Dokuz Eylül Gazetesi Yazarlarından Recai Şeyhoğlu köşe yazısında Torbalı’dan bahsetti. Geçtiğimiz hafta Torbalı’daki dostlarını ziyaret etmek için ilçeye gelen Yazar Recai Şeyhoğlu Torbalı’nın tarihini ve doğal güzelliklerini kaleme aldı. İşte Şeyhoğlu’nun köşe yazısından alıntılar;
1990’LARDAN itibaren hızlı bir sanayileşme sürecine girmiş olsa da Küçük Menderes Havzası’nın verimli mi verimli toprakları üzerinde kurulmuş olan Torbalı, aslında bir tarım kenti. 603 kilometrekarelik bir alan üzerine kurulu.

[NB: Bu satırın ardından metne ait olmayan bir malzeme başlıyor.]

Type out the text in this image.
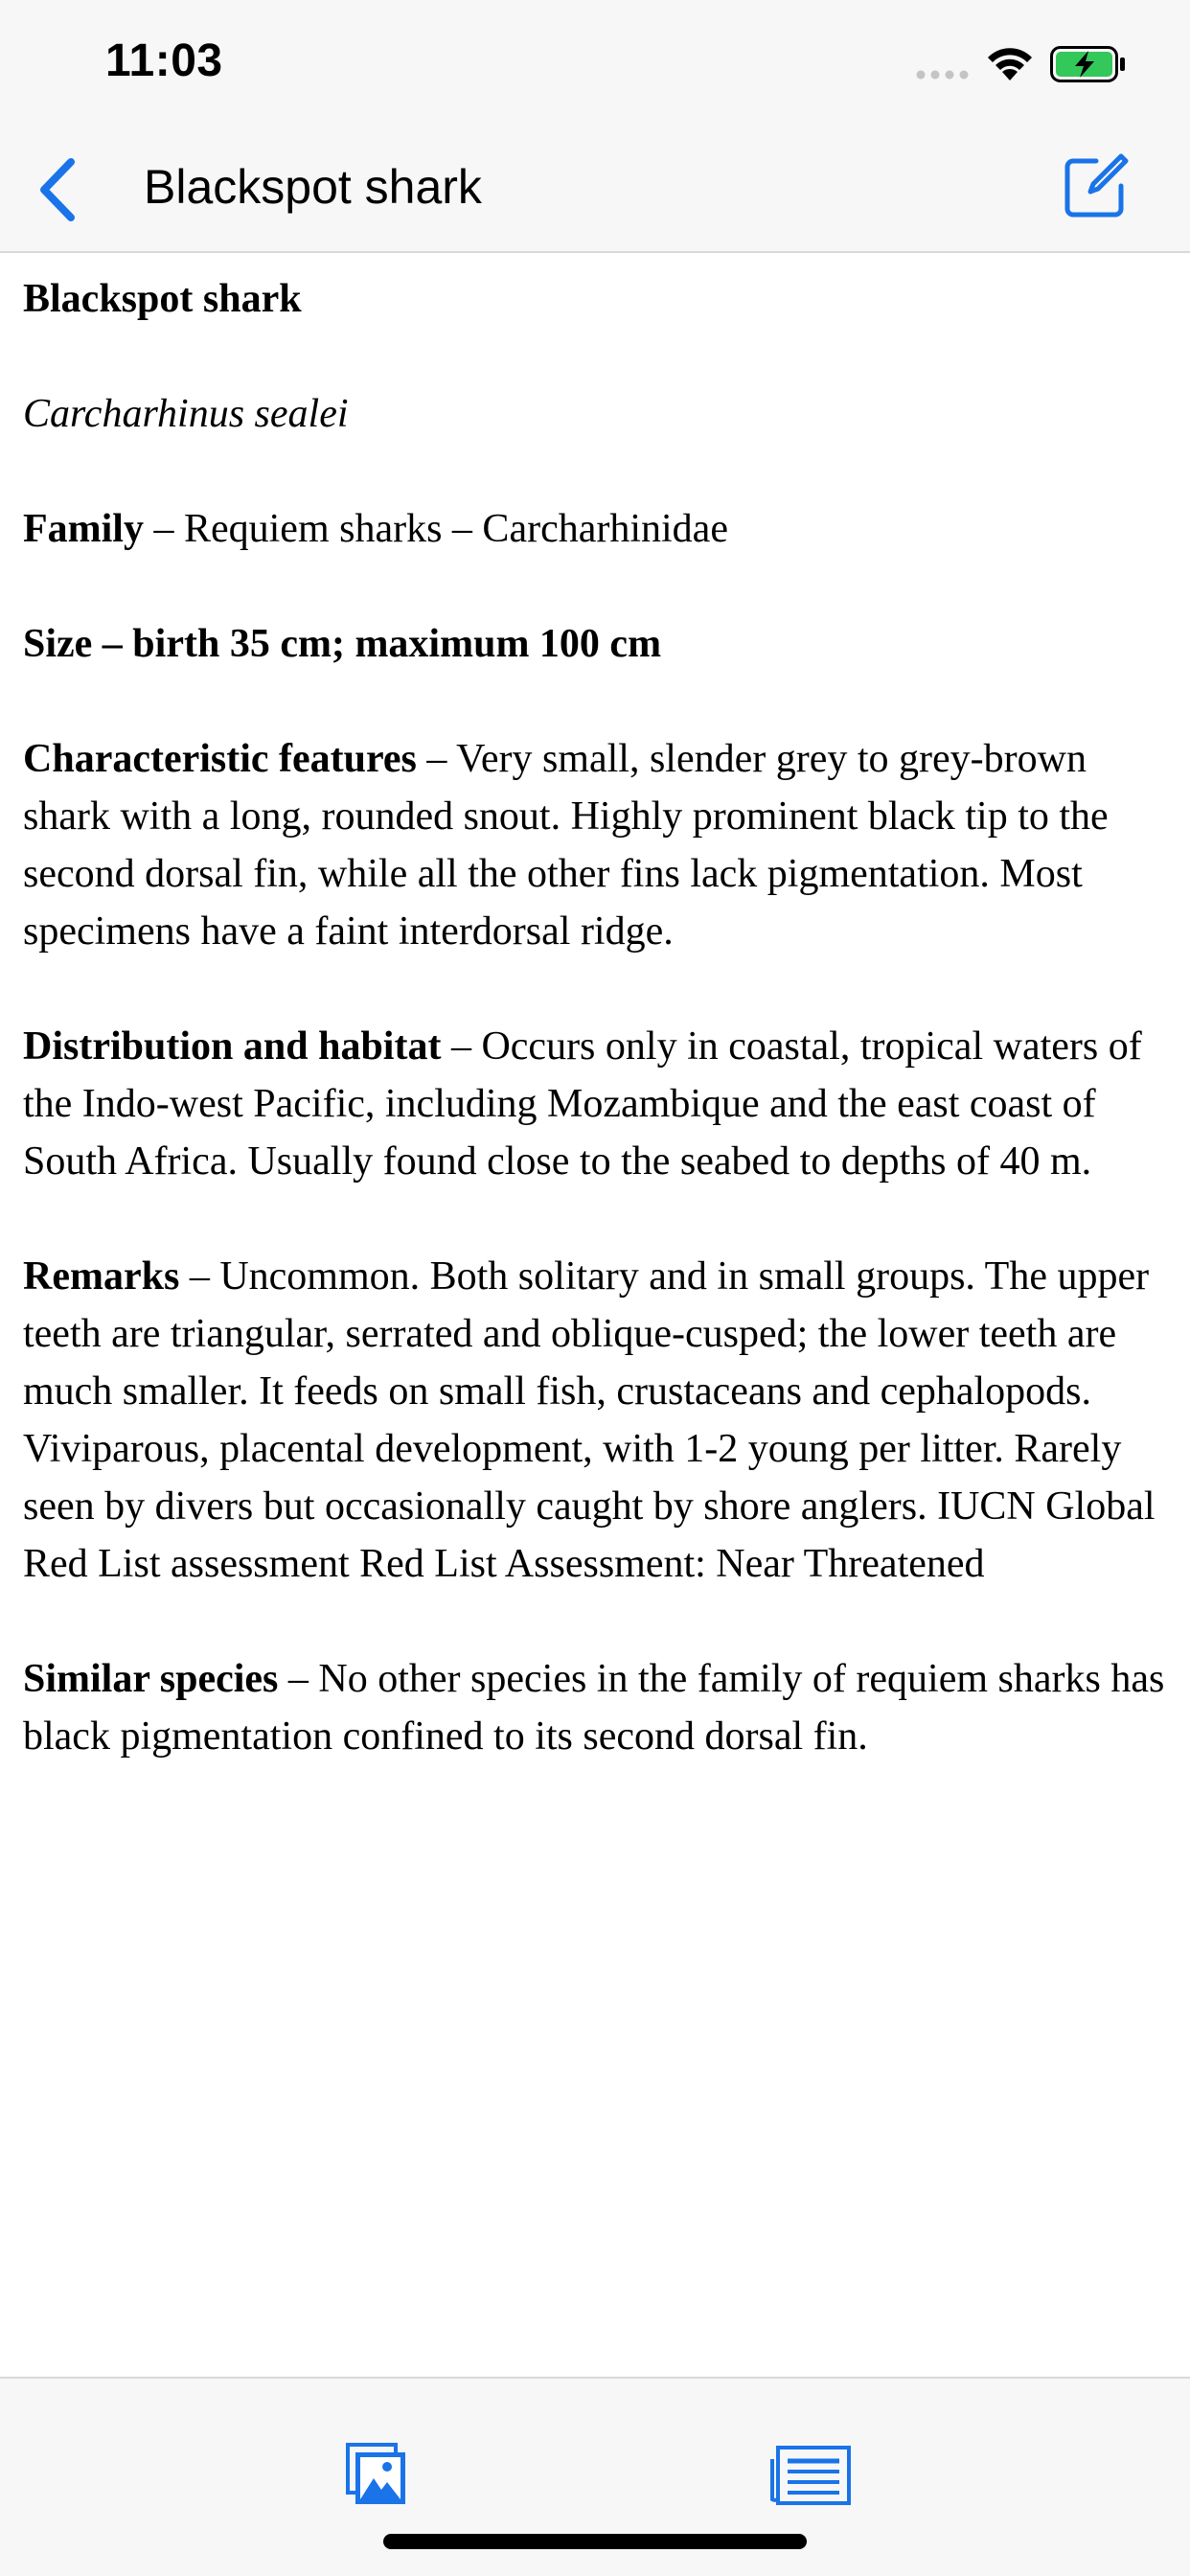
11:03
Blackspot shark

Blackspot shark

Carcharhinus sealei

Family – Requiem sharks – Carcharhinidae

Size – birth 35 cm; maximum 100 cm

Characteristic features – Very small, slender grey to grey-brown shark with a long, rounded snout. Highly prominent black tip to the second dorsal fin, while all the other fins lack pigmentation. Most specimens have a faint interdorsal ridge.

Distribution and habitat – Occurs only in coastal, tropical waters of the Indo-west Pacific, including Mozambique and the east coast of South Africa. Usually found close to the seabed to depths of 40 m.

Remarks – Uncommon. Both solitary and in small groups. The upper teeth are triangular, serrated and oblique-cusped; the lower teeth are much smaller. It feeds on small fish, crustaceans and cephalopods. Viviparous, placental development, with 1-2 young per litter. Rarely seen by divers but occasionally caught by shore anglers. IUCN Global Red List assessment Red List Assessment: Near Threatened

Similar species – No other species in the family of requiem sharks has black pigmentation confined to its second dorsal fin.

SANAYİLEŞMEYLE birlikte iç göç açısından da bir cazibe merkezi durumuna gelmiş durumda. Bugün hemen hemen 200 bin nüfusa sahip olan Torbalı çevresinde insan yerleşimlerine dair ilk kanıtların Neolitik Çağ’a kadar uzandığı biliniyor. Adını da antik çağın ünlü kentlerinden biri olan Metropolis, bir diğer adıyla Triyanna ya da Tripolis’ten aldığı rivayet ediliyor. M.Ö. 2500 yıllarında Hititler zamanında yörenin geliştiği, M.Ö. 7. yüzyılda ise zamanının en parlak çağını yaşadığı anlaşılıyor. Sırasıyla; Neolitik, Kalkolitik, Tunç Çağları ile Frigya, Lydia, Pers, Roma ve Bizans dönemlerini, 1071-1317 arasında Selçuklular ve Aydınoğulları, daha sonraları Osmanlı dönemini yaşıyor.
15 MAYIS 1919-7 Eylül 1922 yılları arasında işgal altında kalıyor. Kurtuluştan sonra İzmir’e bağlı bir nahiye oluyor, 26 Haziran 1926’da ilçe haline getiriliyor, 1927’de de belediyelik oluyor. Şair Yunus Koray, yazar Hasan Efe, inşaat mühendisi/ Şair Kader Durmuş ile Torbalı’yı gezerken Goethe’nin Altın Kubbeli Başkent Kiev için söylediği o güzel sözleri uçuştu gözlerimin önünde: “İçinde bahçeler olan çok şehir gördüm ama bahçe içinde tek bir şehir gördüm. O da Kiev’di!”